Back when chaos theory was in fashion, aficionados used to talk about butterflies flapping their wings over Peking and causing cyclones in Fiji. The study of apparently innocuous events and their effect on the weather has one again come to the fore with researchers from Arizona State University (ASU) finding some interesting correlation between pollution and rainfall.

The study, published in Nature, suggests that rain is most likely to occur along the US Atlantic coast on the weekend and the weather is most likely to be better on a Monday, Tuesday or Wednesday. The most obvious culprit is the "natural" cloud-seeding effect created by the massive drift of East Coast pollution, which also follows a well defined weekly cycle. Even Atlantic hurricanes may feel the punch of the workweek, according to the study.

ASU climatologists Randall Cerveny and Robert Balling, Jr. examined and compared three different data sets - daily carbon monoxide and ozone measurements from a Canadian monitoring station on Sable Island off the coast of Nova Scotia, daily satellite-derived rainfall data for the Atlantic Ocean, and databases of coastal Atlantic hurricane measurements. In each case, when the two ASU scientists examined the data by day of the week, they found significant differences between days, and similar patterns of variation, with pronounced differences between beginnings and the ends of weeks. All three sets of climate data revealed a seven-day cycle.

In examining precipitation in the Atlantic, they found no daily variation when looking at the ocean as a whole, but a pronounced sine-wave pattern of variation for just the coastal areas, with average daily precipitation rising on Thursday and into the weekend and then dipping from Sunday through the middle of the week. Balling notes that when the team analyzed satellite data grid cells for an area a little further away from the coast, they found the same pattern, time-shifted in accordance with the rate of pollution drift.

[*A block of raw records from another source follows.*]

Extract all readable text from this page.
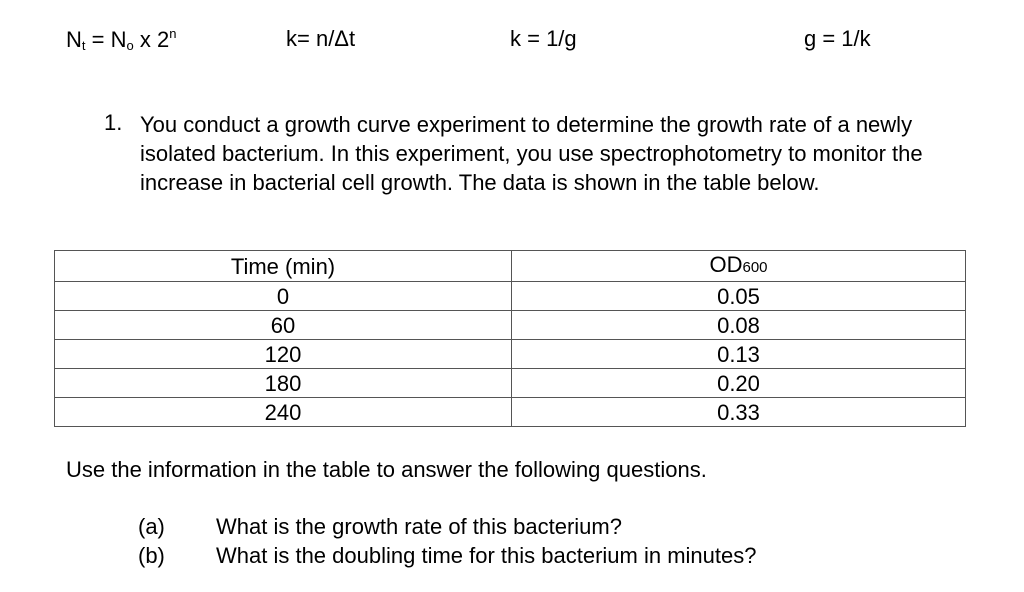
$N_t = N_o$ x 2$^n$	k= n/Δt	k = 1/g	g = 1/k
1. You conduct a growth curve experiment to determine the growth rate of a newly isolated bacterium. In this experiment, you use spectrophotometry to monitor the increase in bacterial cell growth. The data is shown in the table below.
Time (min)	OD600
0	0.05
60	0.08
120	0.13
180	0.20
240	0.33
Use the information in the table to answer the following questions.
(a) What is the growth rate of this bacterium?
(b) What is the doubling time for this bacterium in minutes?
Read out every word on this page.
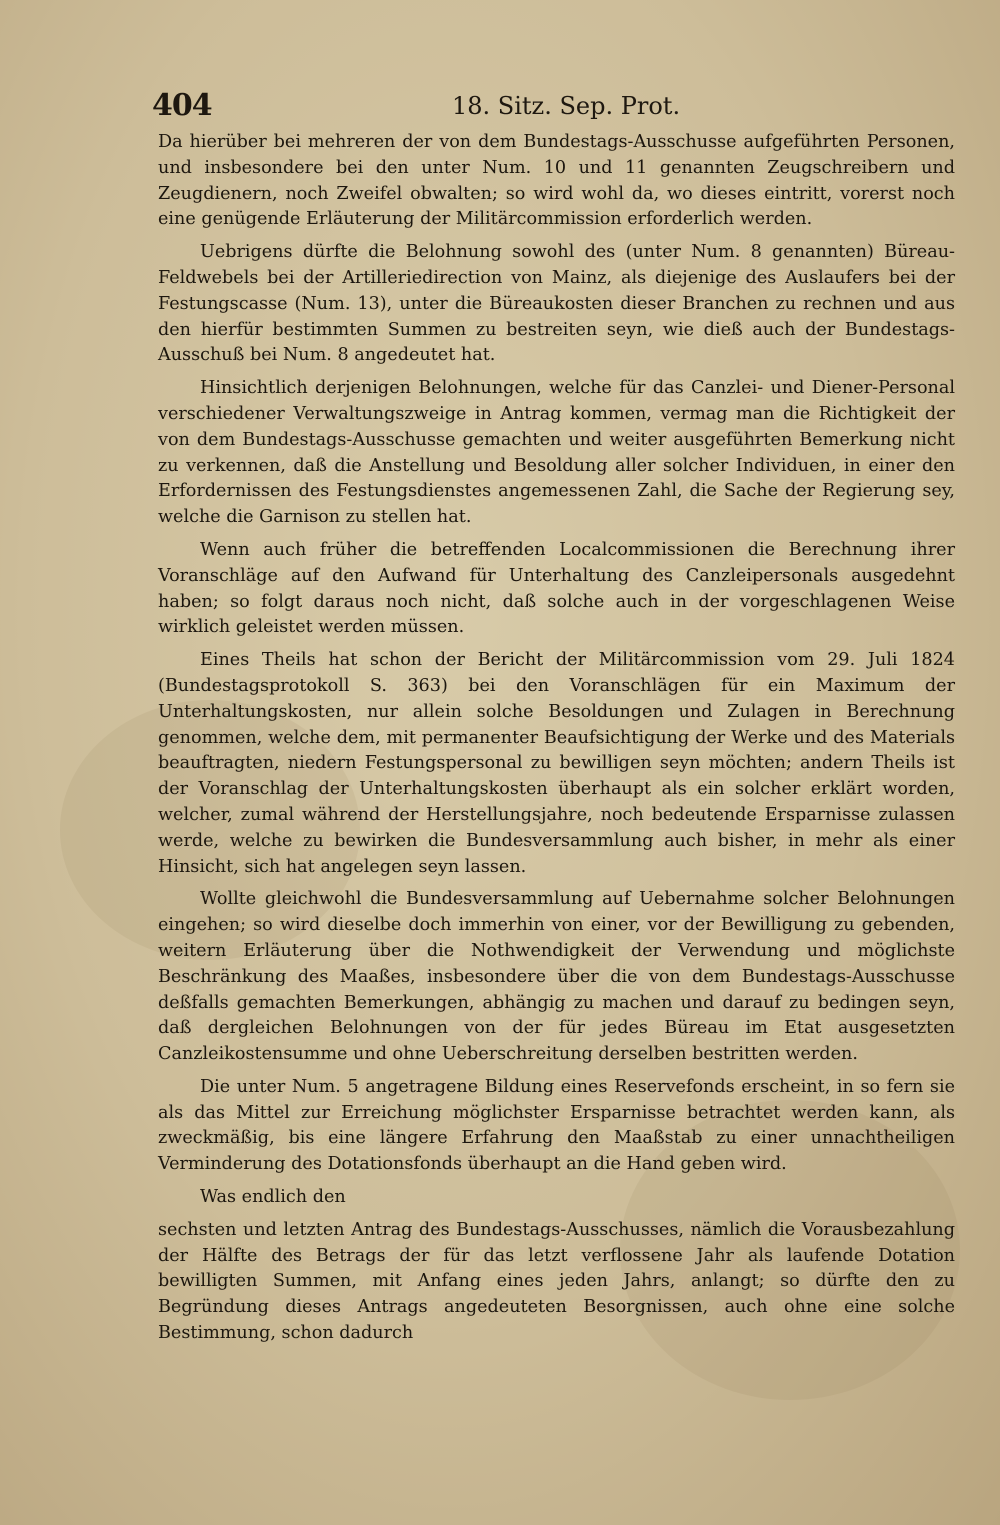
404	18. Sitz. Sep. Prot.

Da hierüber bei mehreren der von dem Bundestags-Ausschusse aufgeführten Personen, und insbesondere bei den unter Num. 10 und 11 genannten Zeugschreibern und Zeugdienern, noch Zweifel obwalten; so wird wohl da, wo dieses eintritt, vorerst noch eine genügende Erläuterung der Militärcommission erforderlich werden.

Uebrigens dürfte die Belohnung sowohl des (unter Num. 8 genannten) Büreau-Feldwebels bei der Artilleriedirection von Mainz, als diejenige des Auslaufers bei der Festungscasse (Num. 13), unter die Büreaukosten dieser Branchen zu rechnen und aus den hierfür bestimmten Summen zu bestreiten seyn, wie dieß auch der Bundestags-Ausschuß bei Num. 8 angedeutet hat.

Hinsichtlich derjenigen Belohnungen, welche für das Canzlei- und Diener-Personal verschiedener Verwaltungszweige in Antrag kommen, vermag man die Richtigkeit der von dem Bundestags-Ausschusse gemachten und weiter ausgeführten Bemerkung nicht zu verkennen, daß die Anstellung und Besoldung aller solcher Individuen, in einer den Erfordernissen des Festungsdienstes angemessenen Zahl, die Sache der Regierung sey, welche die Garnison zu stellen hat.

Wenn auch früher die betreffenden Localcommissionen die Berechnung ihrer Voranschläge auf den Aufwand für Unterhaltung des Canzleipersonals ausgedehnt haben; so folgt daraus noch nicht, daß solche auch in der vorgeschlagenen Weise wirklich geleistet werden müssen.

Eines Theils hat schon der Bericht der Militärcommission vom 29. Juli 1824 (Bundestagsprotokoll S. 363) bei den Voranschlägen für ein Maximum der Unterhaltungskosten, nur allein solche Besoldungen und Zulagen in Berechnung genommen, welche dem, mit permanenter Beaufsichtigung der Werke und des Materials beauftragten, niedern Festungspersonal zu bewilligen seyn möchten; andern Theils ist der Voranschlag der Unterhaltungskosten überhaupt als ein solcher erklärt worden, welcher, zumal während der Herstellungsjahre, noch bedeutende Ersparnisse zulassen werde, welche zu bewirken die Bundesversammlung auch bisher, in mehr als einer Hinsicht, sich hat angelegen seyn lassen.

Wollte gleichwohl die Bundesversammlung auf Uebernahme solcher Belohnungen eingehen; so wird dieselbe doch immerhin von einer, vor der Bewilligung zu gebenden, weitern Erläuterung über die Nothwendigkeit der Verwendung und möglichste Beschränkung des Maaßes, insbesondere über die von dem Bundestags-Ausschusse deßfalls gemachten Bemerkungen, abhängig zu machen und darauf zu bedingen seyn, daß dergleichen Belohnungen von der für jedes Büreau im Etat ausgesetzten Canzleikostensumme und ohne Ueberschreitung derselben bestritten werden.

Die unter Num. 5 angetragene Bildung eines Reservefonds erscheint, in so fern sie als das Mittel zur Erreichung möglichster Ersparnisse betrachtet werden kann, als zweckmäßig, bis eine längere Erfahrung den Maaßstab zu einer unnachtheiligen Verminderung des Dotationsfonds überhaupt an die Hand geben wird.

Was endlich den

sechsten und letzten Antrag des Bundestags-Ausschusses, nämlich die Vorausbezahlung der Hälfte des Betrags der für das letzt verflossene Jahr als laufende Dotation bewilligten Summen, mit Anfang eines jeden Jahrs, anlangt; so dürfte den zu Begründung dieses Antrags angedeuteten Besorgnissen, auch ohne eine solche Bestimmung, schon dadurch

Though the study does not directly address causation, a comparable fluctuation in the levels of East Coast air pollution points to an obvious connection. The fact that coastal hurricane intensity data taken from 1945 to 1996 follow a similar pattern (rather than being statistically uniform for each day of the week, as one would expect), supports this hypothesis.

The grey, smelly cloud of pollution has a strange silver lining, however. While pollution makes for more rainy weekends, it also apparently reduces the intensity of hurricanes that hit over the weekend, such that weekend hurricanes tend to be much weaker than, say, Tuesday storms. "Hurricanes are the biggest storms that we have on this planet, in terms of energy and precipitation," noted Cerveny. "And what we've found is that we're having an impact on them. It's a little daunting, when you start to think about it."

"The fact that pollution can affect rainfall is actually well understood," said Balling. "We just had to look for the evidence in the right place. The hurricane data, though, surprised the heck out of me."

Though the study has interesting implications, what most surprised the ASU scientists was the fact that no other researcher had ever attempted to analyze these major data sets in such a basic way.

"Interestingly, no one had ever looked at this pollution data from a daily standpoint before and, curiously, nobody has bothered to look at seven-day cycles in the weather data," said Cerveny. "Oftentimes the most fundamental research is that way you say to yourself 'why didn't anybody look at this' When we were putting this together, we went through every journal we could find, saying 'somebody has got to have done this before!' Luckily for us, no one had."